My script loops through each line of an input file and performs some actions using the string in each line. Since the tasks performed on each line are independent of each other, I decided to separate the task into threads so that the script doesn't have to wait for the task to complete to continue with the loop. The code is given below.


def myFunction(line, param):
    # Doing something with line and param
    # Sends multiple HTTP requests and parse the response and produce outputs
    # Returns nothing

param = arg[1]   
with open(targets, "r") as listfile:
    for line in listfile:
        print("Starting a thread for: ",line)
        t=threading.Thread(target=myFunction, args=(line, param,)) 
        threads.append(t)
        t.start()

I realized that this is a bad idea as the number of lines in the input file grew large. With this code, there would be as many threads as the number of lines. Researched a bit and figured that queues would be the way.

I want to understand the optimal way of using queues for this scenario and if there are any alternatives which I can use.


Solution

  • Queues are one way to do it. The way to use them is to put function parameters on a queue, and use threads to get them and do the processing.

    The queue size doesn't matter too much in this case because reading the next line is fast. In another case, a more optimized solution would be to set the queue size to at least twice the number of threads. That way if all threads finish processing an item from the queue at the same time, they will all have the next item in the queue ready to be processed.

    To avoid complicating the code threads can be set as daemonic so that they don't stop the program from finishing after the processing is done. They will be terminated when the main process finishes.

    The alternative is to put a special item on the queue (like None) for each thread and make the threads exit after getting it from the queue and then join the threads.

    For the examples bellow the number of worker threads is set using the workers variable.

    Here is an example of a solution using a queue.

    from queue import Queue
    from threading import Thread
    
    queue = Queue(workers * 2)
    def work():
        while True:
            myFunction(*queue.get())
            queue.task_done()
    
    for _ in range(workers):
        Thread(target=work, daemon=True).start()
    
    with open(targets, 'r') as listfile:
        for line in listfile:
            queue.put((line, param))
    queue.join()
    

    A simpler solution might be using ThreadPoolExecutor. It is especially simple in this case because the function being called doesn't return anything that needs to be used in the main thread.

    from concurrent.futures import ThreadPoolExecutor
    
    with ThreadPoolExecutor(max_workers=workers) as executor:
        with open(targets, 'r') as listfile:
            for line in listfile:
                executor.submit(myFunction, line, param)
    

    Also, if it's not a problem to have all lines stored in memory, there is a solution which doesn't use anything other than threads.
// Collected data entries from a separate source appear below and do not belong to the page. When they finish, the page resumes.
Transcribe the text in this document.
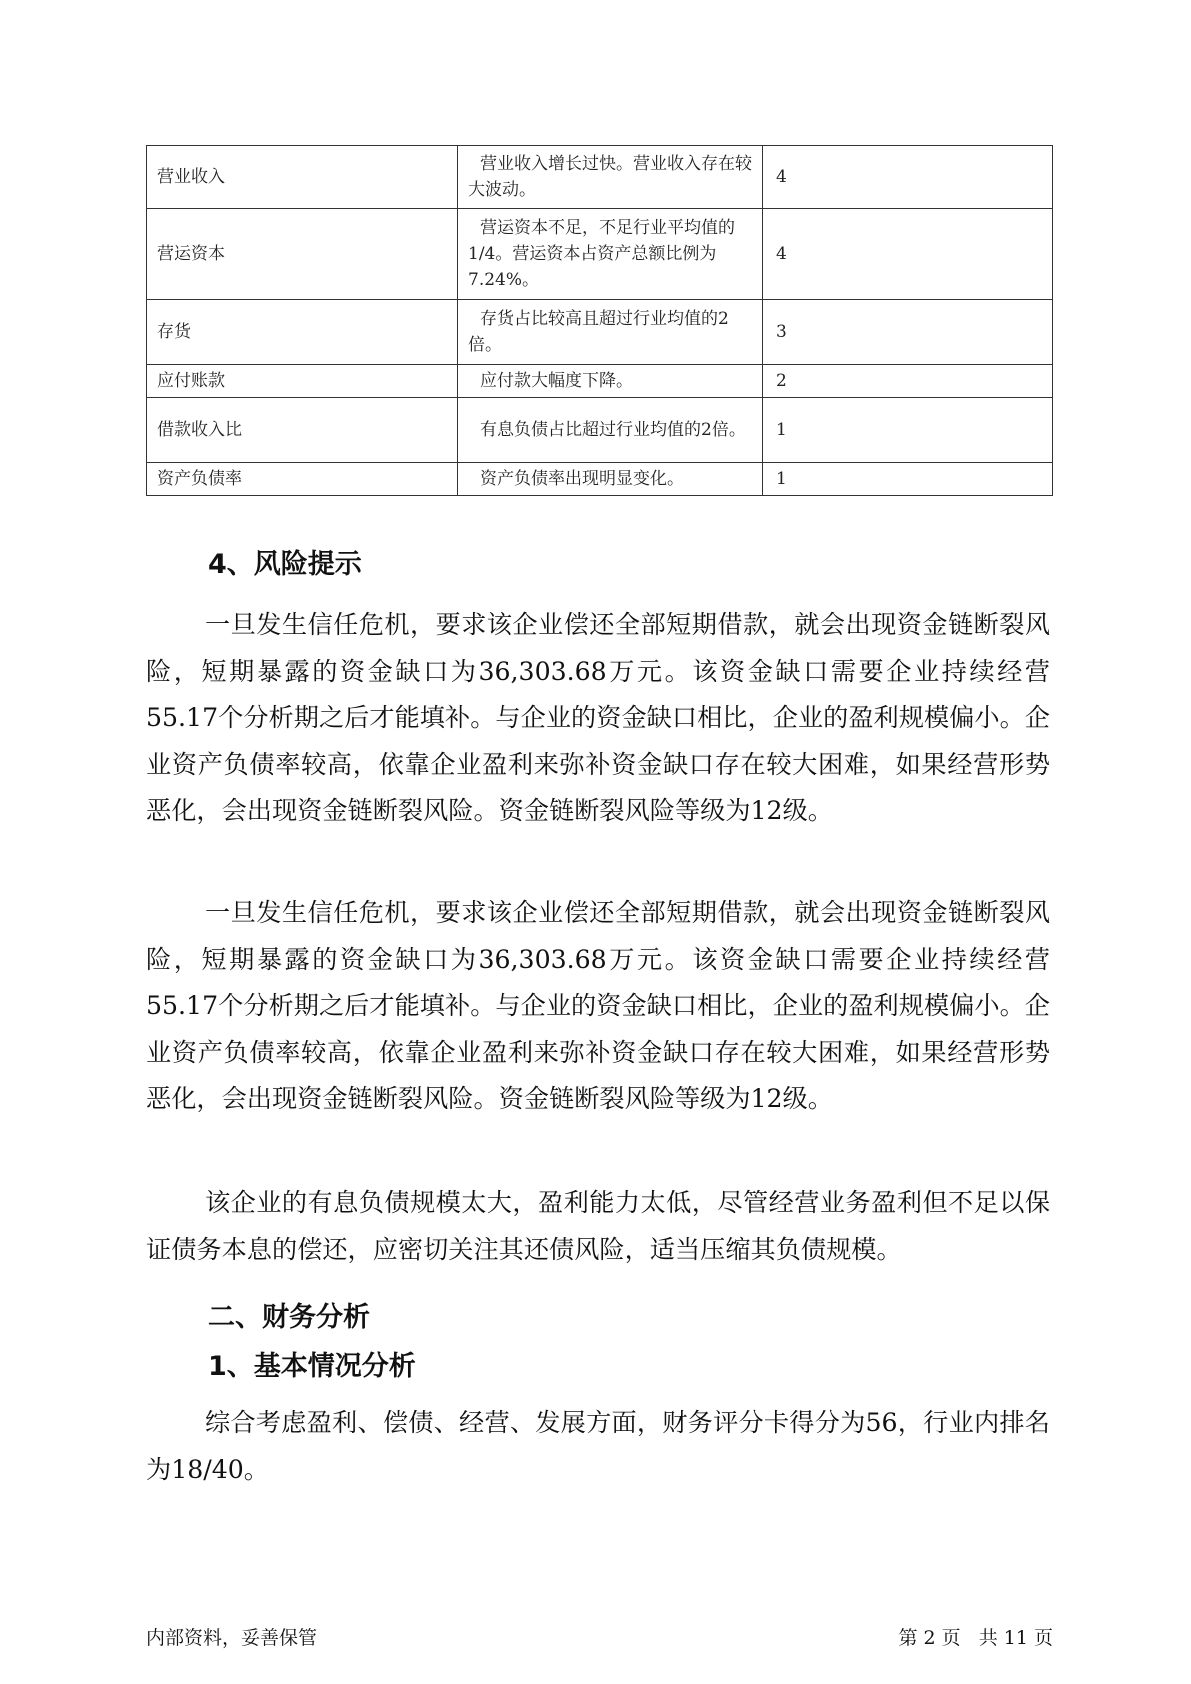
营业收入	营业收入增长过快。营业收入存在较大波动。	4
营运资本	营运资本不足，不足行业平均值的1/4。营运资本占资产总额比例为7.24%。	4
存货	存货占比较高且超过行业均值的2倍。	3
应付账款	应付款大幅度下降。	2
借款收入比	有息负债占比超过行业均值的2倍。	1
资产负债率	资产负债率出现明显变化。	1
4、风险提示

一旦发生信任危机，要求该企业偿还全部短期借款，就会出现资金链断裂风险，短期暴露的资金缺口为36,303.68万元。该资金缺口需要企业持续经营 55.17个分析期之后才能填补。与企业的资金缺口相比，企业的盈利规模偏小。企业资产负债率较高，依靠企业盈利来弥补资金缺口存在较大困难，如果经营形势恶化，会出现资金链断裂风险。资金链断裂风险等级为12级。

一旦发生信任危机，要求该企业偿还全部短期借款，就会出现资金链断裂风险，短期暴露的资金缺口为36,303.68万元。该资金缺口需要企业持续经营 55.17个分析期之后才能填补。与企业的资金缺口相比，企业的盈利规模偏小。企业资产负债率较高，依靠企业盈利来弥补资金缺口存在较大困难，如果经营形势恶化，会出现资金链断裂风险。资金链断裂风险等级为12级。

该企业的有息负债规模太大，盈利能力太低，尽管经营业务盈利但不足以保证债务本息的偿还，应密切关注其还债风险，适当压缩其负债规模。

二、财务分析
1、基本情况分析

综合考虑盈利、偿债、经营、发展方面，财务评分卡得分为56，行业内排名为18/40。

内部资料，妥善保管	第 2 页   共 11 页
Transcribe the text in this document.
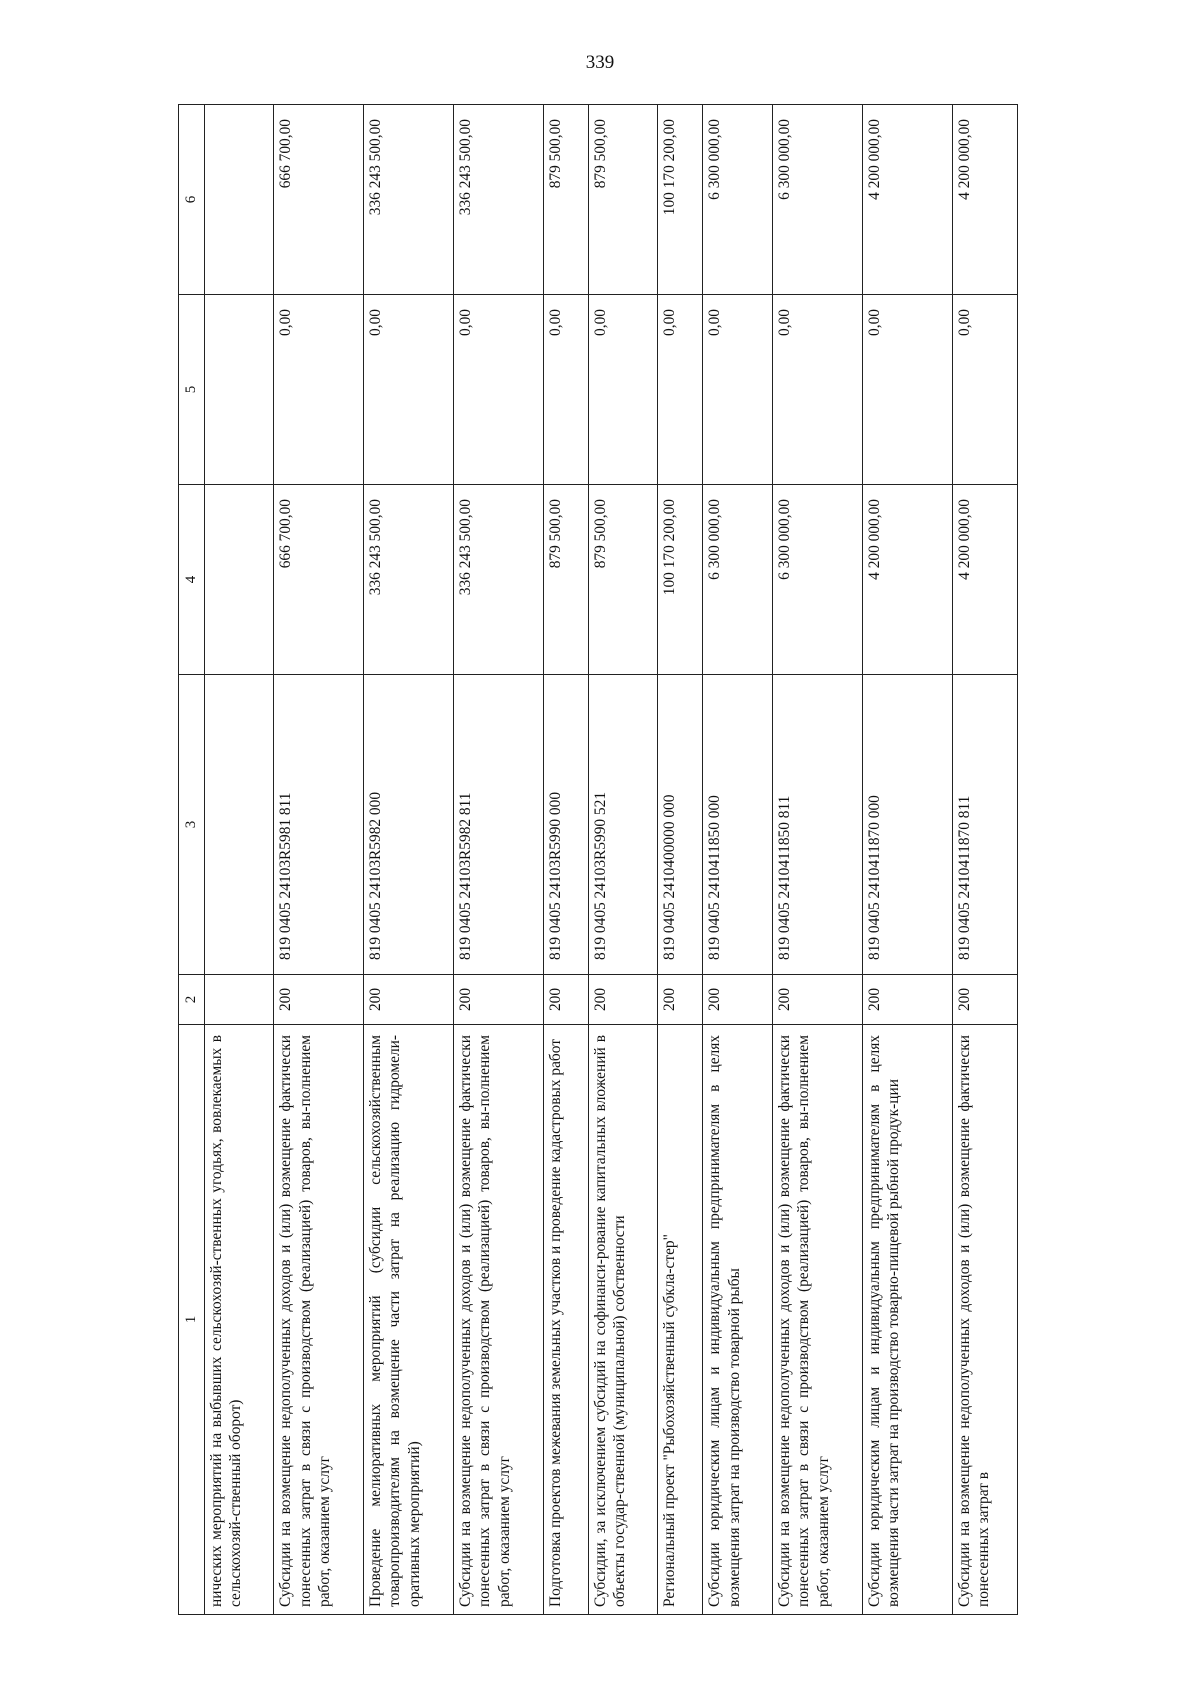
339
1	2	3	4	5	6
нических мероприятий на выбывших сельскохозяй-ственных угодьях, вовлекаемых в сельскохозяй-ственный оборот)					
Субсидии на возмещение недополученных доходов и (или) возмещение фактически понесенных затрат в связи с производством (реализацией) товаров, вы-полнением работ, оказанием услуг	200	819 0405 24103R5981 811	666 700,00	0,00	666 700,00
Проведение мелиоративных мероприятий (субсидии сельскохозяйственным товаропроизводителям на возмещение части затрат на реализацию гидромели-оративных мероприятий)	200	819 0405 24103R5982 000	336 243 500,00	0,00	336 243 500,00
Субсидии на возмещение недополученных доходов и (или) возмещение фактически понесенных затрат в связи с производством (реализацией) товаров, вы-полнением работ, оказанием услуг	200	819 0405 24103R5982 811	336 243 500,00	0,00	336 243 500,00
Подготовка проектов межевания земельных участков и проведение кадастровых работ	200	819 0405 24103R5990 000	879 500,00	0,00	879 500,00
Субсидии, за исключением субсидий на софинанси-рование капитальных вложений в объекты государ-ственной (муниципальной) собственности	200	819 0405 24103R5990 521	879 500,00	0,00	879 500,00
Региональный проект "Рыбохозяйственный субкла-стер"	200	819 0405 2410400000 000	100 170 200,00	0,00	100 170 200,00
Субсидии юридическим лицам и индивидуальным предпринимателям в целях возмещения затрат на производство товарной рыбы	200	819 0405 2410411850 000	6 300 000,00	0,00	6 300 000,00
Субсидии на возмещение недополученных доходов и (или) возмещение фактически понесенных затрат в связи с производством (реализацией) товаров, вы-полнением работ, оказанием услуг	200	819 0405 2410411850 811	6 300 000,00	0,00	6 300 000,00
Субсидии юридическим лицам и индивидуальным предпринимателям в целях возмещения части затрат на производство товарно-пищевой рыбной продук-ции	200	819 0405 2410411870 000	4 200 000,00	0,00	4 200 000,00
Субсидии на возмещение недополученных доходов и (или) возмещение фактически понесенных затрат в	200	819 0405 2410411870 811	4 200 000,00	0,00	4 200 000,00
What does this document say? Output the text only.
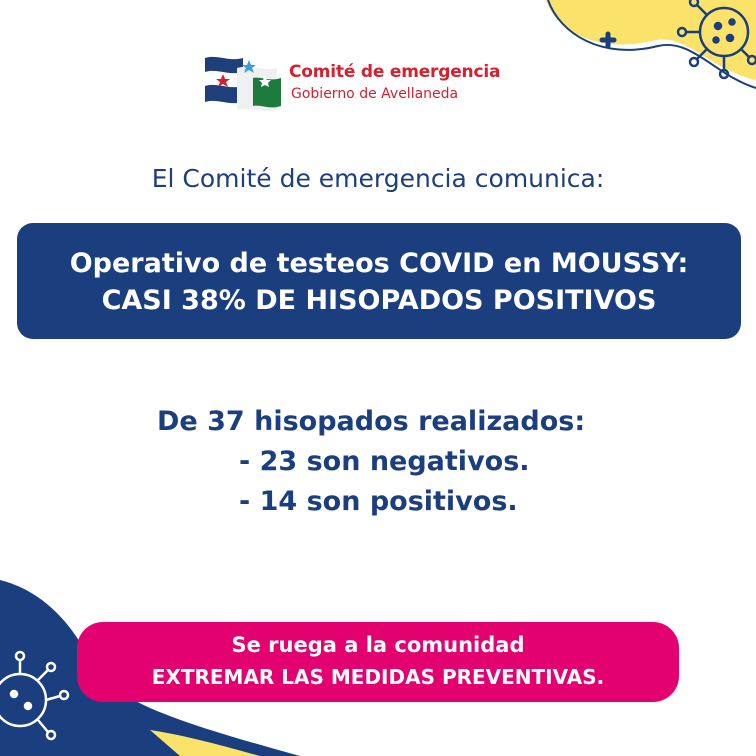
Comité de emergencia
Gobierno de Avellaneda
El Comité de emergencia comunica:
Operativo de testeos COVID en MOUSSY:
CASI 38% DE HISOPADOS POSITIVOS
De 37 hisopados realizados:
- 23 son negativos.
- 14 son positivos.
Se ruega a la comunidad
EXTREMAR LAS MEDIDAS PREVENTIVAS.
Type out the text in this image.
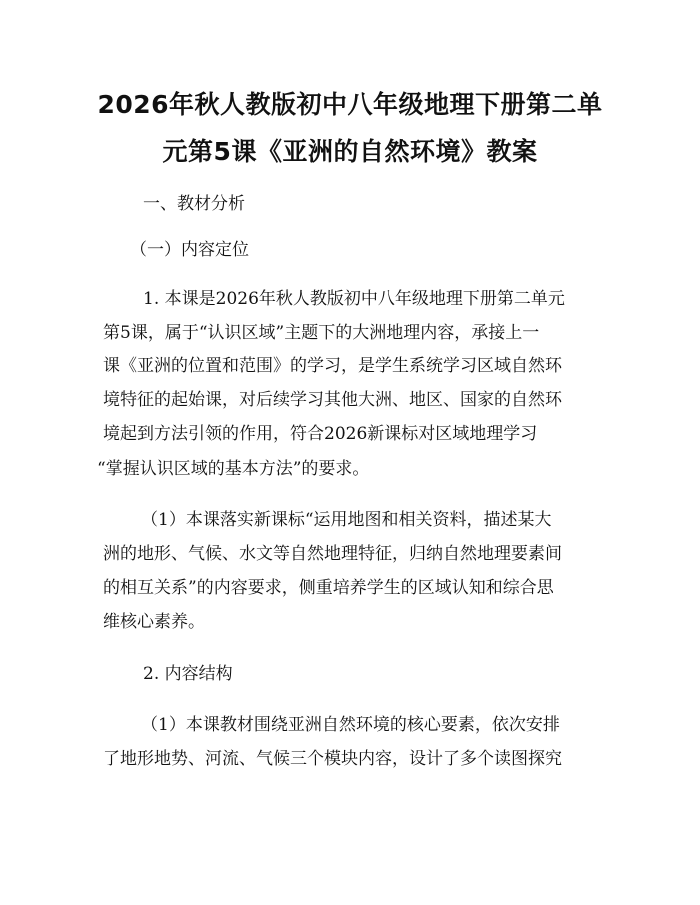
2026年秋人教版初中八年级地理下册第二单
元第5课《亚洲的自然环境》教案
一、教材分析
（一）内容定位
1. 本课是2026年秋人教版初中八年级地理下册第二单元
第5课，属于“认识区域”主题下的大洲地理内容，承接上一
课《亚洲的位置和范围》的学习，是学生系统学习区域自然环
境特征的起始课，对后续学习其他大洲、地区、国家的自然环
境起到方法引领的作用，符合2026新课标对区域地理学习
“掌握认识区域的基本方法”的要求。
（1）本课落实新课标“运用地图和相关资料，描述某大
洲的地形、气候、水文等自然地理特征，归纳自然地理要素间
的相互关系”的内容要求，侧重培养学生的区域认知和综合思
维核心素养。
2. 内容结构
（1）本课教材围绕亚洲自然环境的核心要素，依次安排
了地形地势、河流、气候三个模块内容，设计了多个读图探究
The work is split in such a way that the threads read some lines from a list and ignore other lines. A simple example with two threads is where one thread reads odd lines and the other reads even lines.

    from threading import Thread
    
    with open(targets, 'r') as listfile:
        lines = listfile.readlines()
    
    def work_split(n):
        for line in lines[n::workers]:
            myFunction(line, param)
    
    threads = []
    for n in range(workers):
        t = Thread(target=work_split, args=(n,))
        t.start()
        threads.append(t)
    
    for t in threads:
        t.join()
    

    I have done a quick benchmark and the Queue is slightly faster than the ThreadPoolExecutor, but the solution with the split work is faster than both.